“Perfect” versus “Good Enough”


You Are Good EnoughParenting is considered to be one of the most wonderful albeit hardest “jobs” we adults will ever have. You welcome a child into your family and perhaps you don’t delve deeply into just how much things might change—elevating expectations as you adjust to being together, developing and adhering to schedules, rules and boundaries that work for everyone, dealing with incessant worry over the trivial and the important, trying to function on less than adequate sleep, and combating the loss of your identity.

If you are increasing your family, you have to consider the impact not only on yourself, but any siblings. The complexity increases. Add the layer of adoption and you can have quite an interesting pot of soup. (Hopefully you’ve participated in adoption education and/or are continuing to stay abreast of adoption, adoptive parenting and related topics.)

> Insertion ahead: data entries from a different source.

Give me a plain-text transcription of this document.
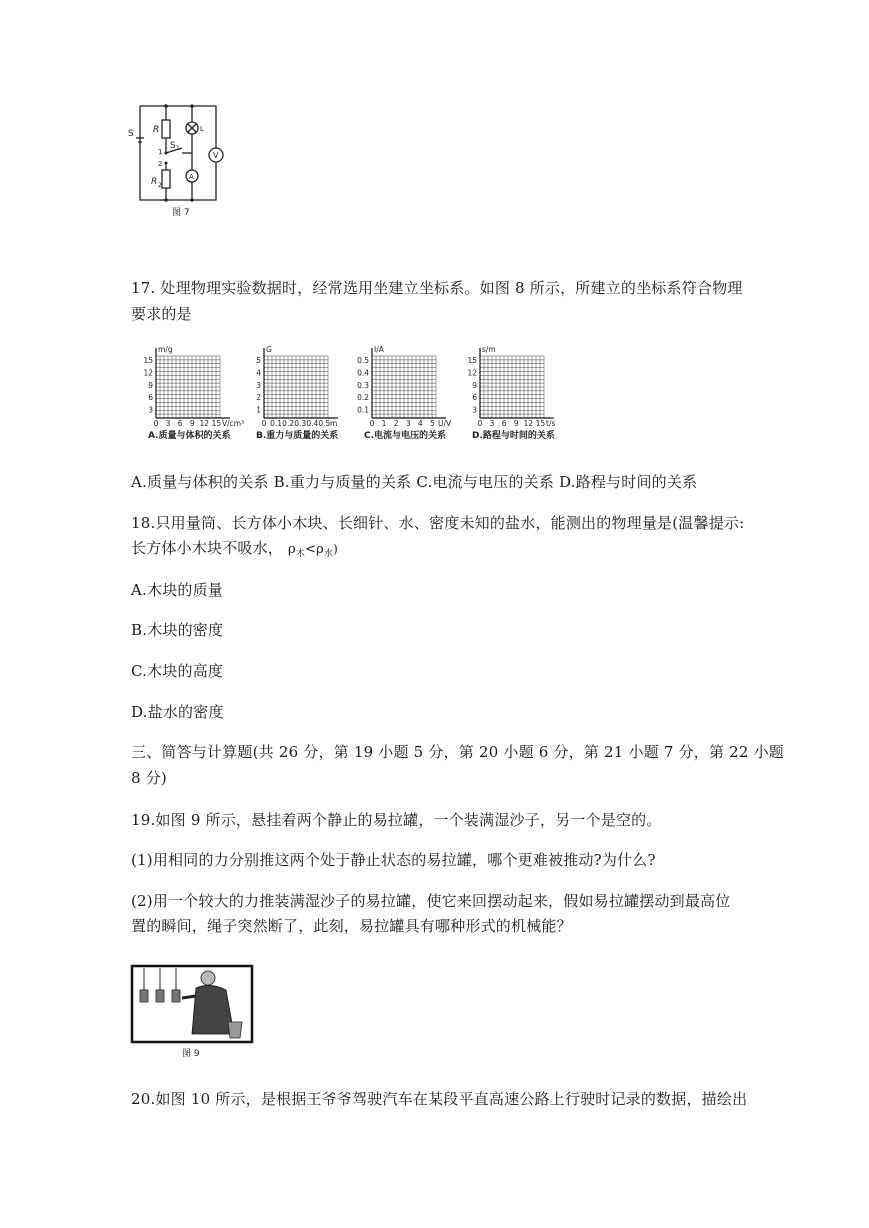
S R
R 2
S 1
1
2
L
V
A
图 7
17. 处理物理实验数据时，经常选用坐建立坐标系。如图 8 所示，所建立的坐标系符合物理
要求的是
m/g
V/cm³
15
12
9
6
3
0 3 6 9 12 15
A.质量与体积的关系
G
m
5
4
3
2
1
0 0.1 0.2 0.3 0.4 0.5
B.重力与质量的关系
I/A
U/V
0.5
0.4
0.3
0.2
0.1
0 1 2 3 4 5
C.电流与电压的关系
s/m
t/s
15
12
9
6
3
0 3 6 9 12 15
D.路程与时间的关系
A.质量与体积的关系 B.重力与质量的关系 C.电流与电压的关系 D.路程与时间的关系
18.只用量筒、长方体小木块、长细针、水、密度未知的盐水，能测出的物理量是(温馨提示:
长方体小木块不吸水， $\rho_木<\rho_水$)
A.木块的质量
B.木块的密度
C.木块的高度
D.盐水的密度
三、简答与计算题(共 26 分，第 19 小题 5 分，第 20 小题 6 分，第 21 小题 7 分，第 22 小题
8 分)
19.如图 9 所示，悬挂着两个静止的易拉罐，一个装满湿沙子，另一个是空的。
(1)用相同的力分别推这两个处于静止状态的易拉罐，哪个更难被推动?为什么?
(2)用一个较大的力推装满湿沙子的易拉罐，使它来回摆动起来，假如易拉罐摆动到最高位
置的瞬间，绳子突然断了，此刻，易拉罐具有哪种形式的机械能？
图 9
20.如图 10 所示，是根据王爷爷驾驶汽车在某段平直高速公路上行驶时记录的数据，描绘出
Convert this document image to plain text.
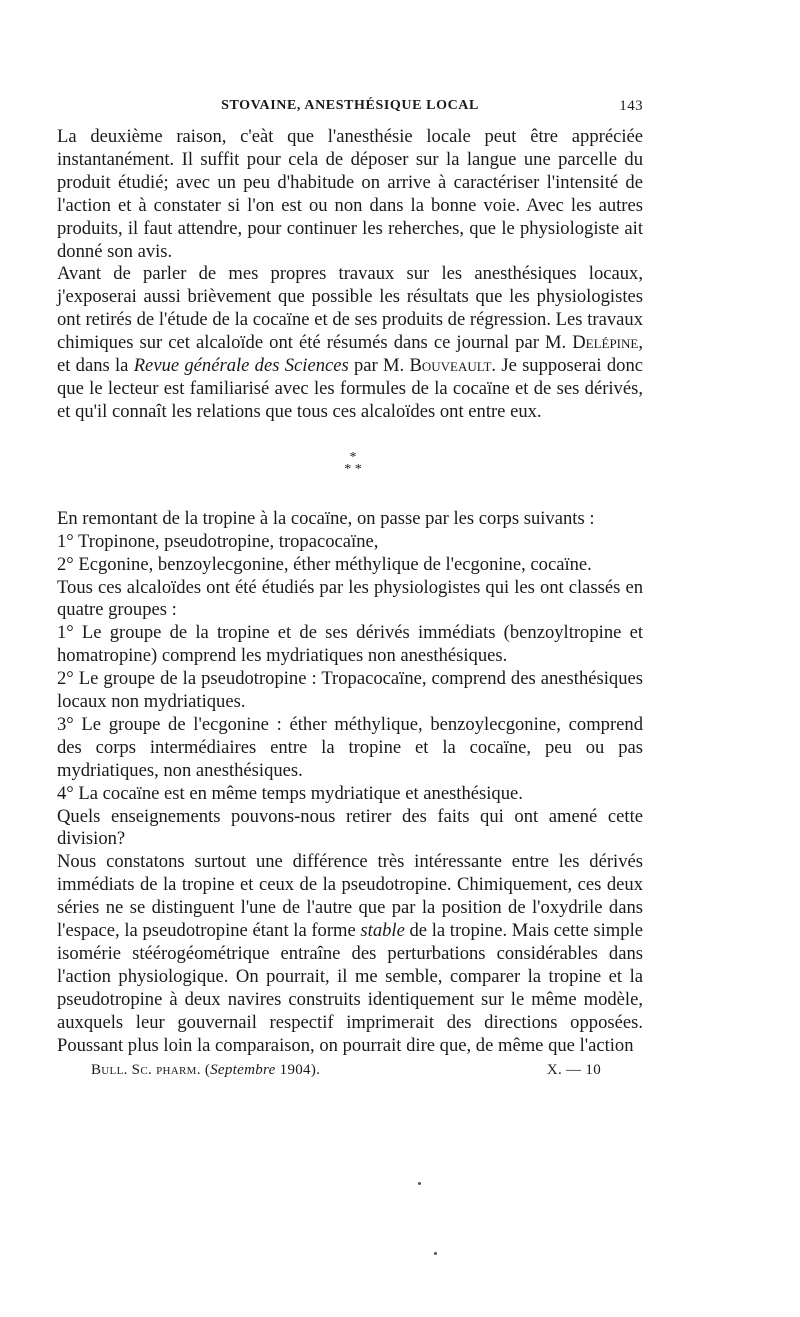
STOVAINE, ANESTHÉSIQUE LOCAL	143

La deuxième raison, c'eàt que l'anesthésie locale peut être appréciée instantanément. Il suffit pour cela de déposer sur la langue une parcelle du produit étudié; avec un peu d'habitude on arrive à caractériser l'intensité de l'action et à constater si l'on est ou non dans la bonne voie. Avec les autres produits, il faut attendre, pour continuer les reherches, que le physiologiste ait donné son avis.

Avant de parler de mes propres travaux sur les anesthésiques locaux, j'exposerai aussi brièvement que possible les résultats que les physiologistes ont retirés de l'étude de la cocaïne et de ses produits de régression. Les travaux chimiques sur cet alcaloïde ont été résumés dans ce journal par M. Delépine, et dans la Revue générale des Sciences par M. Bouveault. Je supposerai donc que le lecteur est familiarisé avec les formules de la cocaïne et de ses dérivés, et qu'il connaît les relations que tous ces alcaloïdes ont entre eux.

*
* *

En remontant de la tropine à la cocaïne, on passe par les corps suivants :

1° Tropinone, pseudotropine, tropacocaïne,

2° Ecgonine, benzoylecgonine, éther méthylique de l'ecgonine, cocaïne.

Tous ces alcaloïdes ont été étudiés par les physiologistes qui les ont classés en quatre groupes :

1° Le groupe de la tropine et de ses dérivés immédiats (benzoyltropine et homatropine) comprend les mydriatiques non anesthésiques.

2° Le groupe de la pseudotropine : Tropacocaïne, comprend des anesthésiques locaux non mydriatiques.

3° Le groupe de l'ecgonine : éther méthylique, benzoylecgonine, comprend des corps intermédiaires entre la tropine et la cocaïne, peu ou pas mydriatiques, non anesthésiques.

4° La cocaïne est en même temps mydriatique et anesthésique.

Quels enseignements pouvons-nous retirer des faits qui ont amené cette division?

Nous constatons surtout une différence très intéressante entre les dérivés immédiats de la tropine et ceux de la pseudotropine. Chimiquement, ces deux séries ne se distinguent l'une de l'autre que par la position de l'oxydrile dans l'espace, la pseudotropine étant la forme stable de la tropine. Mais cette simple isomérie stéérogéométrique entraîne des perturbations considérables dans l'action physiologique. On pourrait, il me semble, comparer la tropine et la pseudotropine à deux navires construits identiquement sur le même modèle, auxquels leur gouvernail respectif imprimerait des directions opposées. Poussant plus loin la comparaison, on pourrait dire que, de même que l'action

Bull. Sc. pharm. (Septembre 1904).	X. — 10
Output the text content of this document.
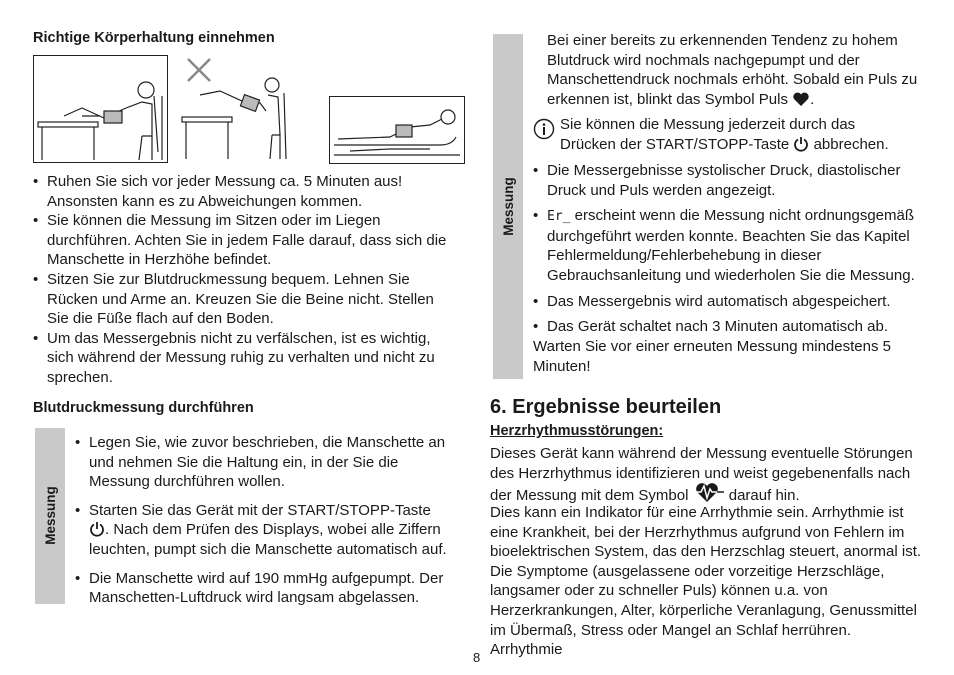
Richtige Körperhaltung einnehmen
• Ruhen Sie sich vor jeder Messung ca. 5 Minuten aus! Ansonsten kann es zu Abweichungen kommen.
• Sie können die Messung im Sitzen oder im Liegen durchführen. Achten Sie in jedem Falle darauf, dass sich die Manschette in Herzhöhe befindet.
• Sitzen Sie zur Blutdruckmessung bequem. Lehnen Sie Rücken und Arme an. Kreuzen Sie die Beine nicht. Stellen Sie die Füße flach auf den Boden.
• Um das Messergebnis nicht zu verfälschen, ist es wichtig, sich während der Messung ruhig zu verhalten und nicht zu sprechen.
Blutdruckmessung durchführen
Messung
• Legen Sie, wie zuvor beschrieben, die Manschette an und nehmen Sie die Haltung ein, in der Sie die Messung durchführen wollen.
• Starten Sie das Gerät mit der START/STOPP-Taste
. Nach dem Prüfen des Displays, wobei alle Ziffern leuchten, pumpt sich die Manschette automatisch auf.
• Die Manschette wird auf 190 mmHg aufgepumpt. Der Manschetten-Luftdruck wird langsam abgelassen.
Messung
Bei einer bereits zu erkennenden Tendenz zu hohem Blutdruck wird nochmals nachgepumpt und der Manschettendruck nochmals erhöht. Sobald ein Puls zu erkennen ist, blinkt das Symbol Puls .
Sie können die Messung jederzeit durch das Drücken der START/STOPP-Taste abbrechen.
• Die Messergebnisse systolischer Druck, diastolischer Druck und Puls werden angezeigt.
• Er_ erscheint wenn die Messung nicht ordnungsgemäß durchgeführt werden konnte. Beachten Sie das Kapitel Fehlermeldung/Fehlerbehebung in dieser Gebrauchsanleitung und wiederholen Sie die Messung.
• Das Messergebnis wird automatisch abgespeichert.
• Das Gerät schaltet nach 3 Minuten automatisch ab.
Warten Sie vor einer erneuten Messung mindestens 5 Minuten!
6. Ergebnisse beurteilen
Herzrhythmusstörungen:
Dieses Gerät kann während der Messung eventuelle Störungen des Herzrhythmus identifizieren und weist gegebenenfalls nach der Messung mit dem Symbol	darauf hin.
Dies kann ein Indikator für eine Arrhythmie sein. Arrhythmie ist eine Krankheit, bei der Herzrhythmus aufgrund von Fehlern im bioelektrischen System, das den Herzschlag steuert, anormal ist. Die Symptome (ausgelassene oder vorzeitige Herzschläge, langsamer oder zu schneller Puls) können u.a. von Herzerkrankungen, Alter, körperliche Veranlagung, Genussmittel im Übermaß, Stress oder Mangel an Schlaf herrühren. Arrhythmie
8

Parenting can cause the most confident adult to stumble on occasion.  Parents are vulnerable because of what they feel for their child. Parenting is an enormous emotional commitment. Elizabeth Stone said, “Making the decision to have a child is momentous.  It is to decide forever to have your heart go walking around outside your body.”

Most parents strive to be good parents; I’d go further to say that many want to be exceptional or perfect parents. Case in point; on any given day, anywhere, you can find a group of congregated moms sharing stories about their children. If you listen closely though what you’ll really hear are stories about how they parent—competitive parenting. Parents wish to raise “great” kids—smart, capable, compassionate, gifted in one or more areas, etc.  After all, children reflect their parents, especially when they shine, correct?

But what about when children have problems with peers, confidence, self-esteem, etc.? What about when children are make poor choices or act out in less than desirable and dangerous ways?

Two of the central challenges of parenting are the loss of control and chaos.  Often, in a more intimate paring or groups, or in adoptive parenting forums, moms (mostly) share some of the anguish they experience. They feel safer among those they share similar concerns with, those who have traveled a similar journey into parenting, and those who will not judge them. Sometimes parents seek professional help (counseling and therapy), and sometimes not—feeling they should be able to handle the child and the situation, after all they were “vetted” to be able to adopt.

Humans are not perfect. Parents aren’t either. What’s good enough for you?

Food for Thought: What are you modeling for your child if you’re stuck on “perfect”?